UBS has already revealed that Illawarra Coal faces about 65 job cuts and the associated closure of its office at University of Wollongong’s Innovation Campus as part of cost cutting plans discussed at an analyst tour last month.
As part of its analysis, UBS also estimated that Illawarra Coal sustainable unit costs were about $US80-85 a tonne.
While there is perhaps some breathing space under the existing quarterly benchmark prices of $109.5/t for Australian hard coking coal – with Illawarra Coal’s saleable output estimated to be 80% metallurgical coal – spot coking coal prices have reached as low as $82/t a tonne according to data released this week.
JP Morgan also took part in the South32 tour of Illawarra Coal last month. While it did not go into the same detail as UBS on the job cuts, it did confirm redundancies were on the cards.
“As with other operations, moving to a regional model under new S32 management is likely to see incremental cost reductions due to lower headcount,” JPM said.
The bank commented on the savings to date before revealing a cost forecast for the second half that matched UBS’ call.

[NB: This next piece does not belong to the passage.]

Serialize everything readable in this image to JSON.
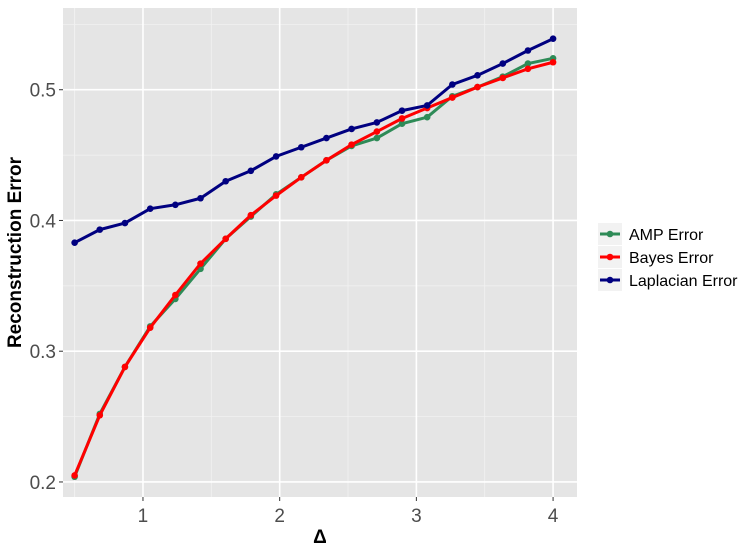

“The operation has managed to reduce costs from a run rate of around $US100/t to $64/t in the last half,” JPM said.
“The key drivers have improved productivity, lower contractor rates, maintenance and spares savings, along with the fall in the Australian dollar.
“The last half also benefitted from a lack of long wall changeovers and as a result is not representative of where costs are likely to average looking forward. We walked away with the impression that going forward costs will be in the order of $80-85/t vs the $64/t reported in the prior half.”